Around Arizona, among those who supported a Martin Luther King holiday, the decision to move the game until the measure passed was viewed as the right one.

“I knew that for the greater good of the state of Arizona, we had to lose it in order to force the business community to step up,” said Pete Rios, the Arizona state senate president in 1991. “Otherwise, they wouldn’t have stepped up.”

With Super Bowl XXVII headed to California, Arizona prepared for another vote on a Martin Luther King holiday in 1992. The NFL all but said if the MLK Day measure was passed, Arizona would get another Super Bowl.

Roman, the businessman who led coalitions in support of the holiday, turned his efforts to making sure the measure was more direct and easier to understand. The NFL’s decision rattled the business community, Manager said.

Almost 30 years later, feelings are split on whether the game — and its financial windfall — was used to sway voters.

Rios felt the game was used to influence the voters.

“I’m not sorry about it,” he said. “Sometimes, you do what you got to do in order to arrive at the right conclusion, and if that’s what it took to get some people off the fence and support a MLK holiday, then yeah, I’m all for it.”

Warren, however, says the desire to have a Martin Luther King holiday wasn’t a genuine championing of the day for many, that it was motivated by economic factors. For years, Stewart said he didn’t hear back from some in the business community when asking for their support on getting a Martin Luther King holiday passed, but as soon as the NFL threatened to move the game, his phone started ringing.

“It was driven by their desire to have a Super Bowl,” he said.

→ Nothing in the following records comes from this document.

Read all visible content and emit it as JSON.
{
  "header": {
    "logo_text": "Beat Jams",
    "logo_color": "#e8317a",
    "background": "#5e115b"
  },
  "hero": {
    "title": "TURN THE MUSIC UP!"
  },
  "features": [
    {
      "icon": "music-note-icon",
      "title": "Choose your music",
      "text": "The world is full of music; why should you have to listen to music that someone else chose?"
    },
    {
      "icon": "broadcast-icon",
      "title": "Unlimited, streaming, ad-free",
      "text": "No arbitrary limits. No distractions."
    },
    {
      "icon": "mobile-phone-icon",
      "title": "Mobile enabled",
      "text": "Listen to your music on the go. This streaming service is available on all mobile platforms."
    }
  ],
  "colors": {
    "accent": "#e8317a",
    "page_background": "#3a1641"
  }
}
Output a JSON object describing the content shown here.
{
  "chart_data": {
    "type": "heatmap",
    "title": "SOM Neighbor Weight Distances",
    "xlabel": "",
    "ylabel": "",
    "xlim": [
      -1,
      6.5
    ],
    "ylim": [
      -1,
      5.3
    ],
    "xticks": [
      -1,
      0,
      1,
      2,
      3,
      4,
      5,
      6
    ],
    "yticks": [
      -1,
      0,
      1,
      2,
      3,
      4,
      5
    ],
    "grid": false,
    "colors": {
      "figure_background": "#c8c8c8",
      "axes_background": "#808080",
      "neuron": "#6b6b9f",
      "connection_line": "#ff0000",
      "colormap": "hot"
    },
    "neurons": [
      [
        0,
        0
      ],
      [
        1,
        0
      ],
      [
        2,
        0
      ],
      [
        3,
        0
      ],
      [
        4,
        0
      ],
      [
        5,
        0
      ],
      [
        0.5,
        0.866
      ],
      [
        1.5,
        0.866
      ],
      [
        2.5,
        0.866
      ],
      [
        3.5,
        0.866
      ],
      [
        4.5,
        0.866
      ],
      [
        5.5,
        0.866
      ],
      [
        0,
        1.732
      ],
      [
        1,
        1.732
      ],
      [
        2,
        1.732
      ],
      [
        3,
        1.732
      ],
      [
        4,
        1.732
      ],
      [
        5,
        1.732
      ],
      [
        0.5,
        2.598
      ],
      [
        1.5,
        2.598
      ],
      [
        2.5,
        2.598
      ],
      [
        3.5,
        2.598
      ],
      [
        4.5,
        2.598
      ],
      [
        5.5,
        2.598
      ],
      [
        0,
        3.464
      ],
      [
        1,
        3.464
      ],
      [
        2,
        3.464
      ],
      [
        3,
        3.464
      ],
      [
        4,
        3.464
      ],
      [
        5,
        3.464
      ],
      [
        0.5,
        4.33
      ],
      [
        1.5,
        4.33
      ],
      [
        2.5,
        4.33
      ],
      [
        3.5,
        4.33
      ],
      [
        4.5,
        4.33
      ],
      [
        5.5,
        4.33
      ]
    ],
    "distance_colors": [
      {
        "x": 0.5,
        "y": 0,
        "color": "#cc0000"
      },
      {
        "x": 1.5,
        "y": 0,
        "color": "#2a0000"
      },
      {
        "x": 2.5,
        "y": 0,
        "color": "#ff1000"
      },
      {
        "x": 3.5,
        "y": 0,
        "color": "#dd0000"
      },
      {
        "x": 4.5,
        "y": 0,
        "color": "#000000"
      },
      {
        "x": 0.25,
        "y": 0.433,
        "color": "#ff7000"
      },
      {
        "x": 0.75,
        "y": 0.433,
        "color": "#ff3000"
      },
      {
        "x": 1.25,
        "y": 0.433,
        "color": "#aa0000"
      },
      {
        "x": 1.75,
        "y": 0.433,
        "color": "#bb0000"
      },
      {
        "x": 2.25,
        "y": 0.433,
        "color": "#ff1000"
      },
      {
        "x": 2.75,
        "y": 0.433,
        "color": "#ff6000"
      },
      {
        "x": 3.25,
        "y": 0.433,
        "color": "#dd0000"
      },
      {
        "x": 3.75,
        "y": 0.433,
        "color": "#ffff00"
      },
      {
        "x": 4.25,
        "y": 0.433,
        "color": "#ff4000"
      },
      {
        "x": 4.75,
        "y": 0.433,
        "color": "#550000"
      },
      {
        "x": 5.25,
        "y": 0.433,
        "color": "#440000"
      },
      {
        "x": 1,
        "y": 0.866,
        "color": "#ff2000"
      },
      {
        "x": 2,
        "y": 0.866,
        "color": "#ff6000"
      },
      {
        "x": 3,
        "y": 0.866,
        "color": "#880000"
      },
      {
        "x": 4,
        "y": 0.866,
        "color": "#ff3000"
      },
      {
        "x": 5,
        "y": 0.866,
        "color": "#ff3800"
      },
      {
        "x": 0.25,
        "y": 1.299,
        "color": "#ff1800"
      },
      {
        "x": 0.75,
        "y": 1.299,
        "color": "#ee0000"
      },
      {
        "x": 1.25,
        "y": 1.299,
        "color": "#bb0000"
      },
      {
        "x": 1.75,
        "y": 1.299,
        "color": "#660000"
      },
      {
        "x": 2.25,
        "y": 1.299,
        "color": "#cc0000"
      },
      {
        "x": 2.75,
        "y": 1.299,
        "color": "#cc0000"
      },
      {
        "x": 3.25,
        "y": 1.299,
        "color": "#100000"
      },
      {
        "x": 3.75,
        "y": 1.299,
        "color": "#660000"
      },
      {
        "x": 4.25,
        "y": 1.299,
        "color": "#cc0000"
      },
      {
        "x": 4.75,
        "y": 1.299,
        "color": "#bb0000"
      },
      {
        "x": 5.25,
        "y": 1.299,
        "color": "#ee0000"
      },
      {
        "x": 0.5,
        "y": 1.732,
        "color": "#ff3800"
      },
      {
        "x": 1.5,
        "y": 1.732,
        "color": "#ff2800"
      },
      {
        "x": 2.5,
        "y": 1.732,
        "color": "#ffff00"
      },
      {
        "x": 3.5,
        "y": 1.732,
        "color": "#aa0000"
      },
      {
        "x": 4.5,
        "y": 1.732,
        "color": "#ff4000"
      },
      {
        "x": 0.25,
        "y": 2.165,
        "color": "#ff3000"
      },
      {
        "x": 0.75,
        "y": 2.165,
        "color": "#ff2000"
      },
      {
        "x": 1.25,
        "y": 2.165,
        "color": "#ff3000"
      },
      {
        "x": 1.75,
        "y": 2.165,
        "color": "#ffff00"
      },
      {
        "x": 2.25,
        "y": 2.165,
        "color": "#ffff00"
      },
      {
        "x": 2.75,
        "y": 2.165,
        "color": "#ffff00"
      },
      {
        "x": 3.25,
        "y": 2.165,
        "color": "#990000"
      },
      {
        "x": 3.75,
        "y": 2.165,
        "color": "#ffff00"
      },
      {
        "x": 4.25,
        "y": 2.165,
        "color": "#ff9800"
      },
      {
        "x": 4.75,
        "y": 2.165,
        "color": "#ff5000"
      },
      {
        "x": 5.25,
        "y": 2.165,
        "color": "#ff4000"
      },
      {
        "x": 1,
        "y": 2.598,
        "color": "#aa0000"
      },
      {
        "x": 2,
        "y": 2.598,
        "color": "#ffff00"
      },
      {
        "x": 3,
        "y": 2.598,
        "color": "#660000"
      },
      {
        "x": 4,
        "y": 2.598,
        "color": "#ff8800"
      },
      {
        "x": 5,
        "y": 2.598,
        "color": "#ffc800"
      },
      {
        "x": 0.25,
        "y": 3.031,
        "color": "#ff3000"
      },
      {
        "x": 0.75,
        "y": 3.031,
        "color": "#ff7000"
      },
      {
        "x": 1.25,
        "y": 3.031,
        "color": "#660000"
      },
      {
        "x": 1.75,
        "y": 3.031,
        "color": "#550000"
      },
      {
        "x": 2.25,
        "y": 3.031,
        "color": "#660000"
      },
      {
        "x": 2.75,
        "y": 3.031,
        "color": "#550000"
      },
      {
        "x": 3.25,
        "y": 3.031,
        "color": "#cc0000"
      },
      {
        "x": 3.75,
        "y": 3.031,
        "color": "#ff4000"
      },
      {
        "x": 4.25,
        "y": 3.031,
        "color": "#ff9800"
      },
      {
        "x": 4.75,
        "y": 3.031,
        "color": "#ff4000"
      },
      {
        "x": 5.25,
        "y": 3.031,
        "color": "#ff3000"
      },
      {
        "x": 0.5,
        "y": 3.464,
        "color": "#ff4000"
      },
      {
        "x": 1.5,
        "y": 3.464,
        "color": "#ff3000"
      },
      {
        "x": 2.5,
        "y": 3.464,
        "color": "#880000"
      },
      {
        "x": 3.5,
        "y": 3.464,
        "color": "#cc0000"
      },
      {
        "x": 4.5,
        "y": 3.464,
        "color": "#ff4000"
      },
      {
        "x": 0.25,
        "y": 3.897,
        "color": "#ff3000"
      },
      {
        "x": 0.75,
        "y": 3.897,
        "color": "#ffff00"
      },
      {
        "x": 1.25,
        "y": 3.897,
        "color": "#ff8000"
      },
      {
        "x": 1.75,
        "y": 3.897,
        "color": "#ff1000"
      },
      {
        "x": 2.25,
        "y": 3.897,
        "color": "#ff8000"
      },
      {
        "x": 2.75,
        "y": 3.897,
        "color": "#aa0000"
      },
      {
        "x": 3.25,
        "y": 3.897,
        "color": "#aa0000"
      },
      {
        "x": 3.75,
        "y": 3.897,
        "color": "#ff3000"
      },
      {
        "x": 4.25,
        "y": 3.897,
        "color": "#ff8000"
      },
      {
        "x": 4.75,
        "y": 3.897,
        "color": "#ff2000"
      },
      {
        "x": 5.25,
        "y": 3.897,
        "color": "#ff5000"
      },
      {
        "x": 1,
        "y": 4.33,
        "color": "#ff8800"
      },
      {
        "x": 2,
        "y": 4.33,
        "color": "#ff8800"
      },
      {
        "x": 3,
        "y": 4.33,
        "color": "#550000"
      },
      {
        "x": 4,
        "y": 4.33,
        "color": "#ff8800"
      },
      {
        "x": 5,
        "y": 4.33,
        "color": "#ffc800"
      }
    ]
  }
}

The NFL also did its part to help the game stay in Arizona the second time around.

“We made a point that it was no comment when anybody ever asked us anything about it,” Steeg said. “So, we completely stayed out of it.

“We made sure that everybody was muzzled the second time around.”

It worked.

The vote in 1992 passed 61% to 39%, giving Arizona a statewide Martin Luther King holiday — and a Super Bowl. The NFL had tentatively given Arizona Super Bowl XXX, which was confirmed during league meetings the following March.

By then, the state had lost about $300 million in revenue from lost events, according to reports. The damage was done.

But the five-year battle for a Martin Luther King holiday and the Super Bowl’s role in it set the stage for how politics and sports would intermingle in the future.

“The dynamics, I think, have really shifted,” Manager said. “Maybe Arizona, in some ways, helped to formulate this strategy for sports leagues — or, shall we say, codify the strategy for sports leagues to be emboldened and to use their economic power and the power of their sport.

“Sports, traditionally, has been a mirror to society … This was a very specific manner, and, so, I believe all of these serve as dominoes and lessons for us in terms of history to look at and to observe for future occasions. And it probably won’t be the last time. It has not been the last time with the MLB probably the latest example.”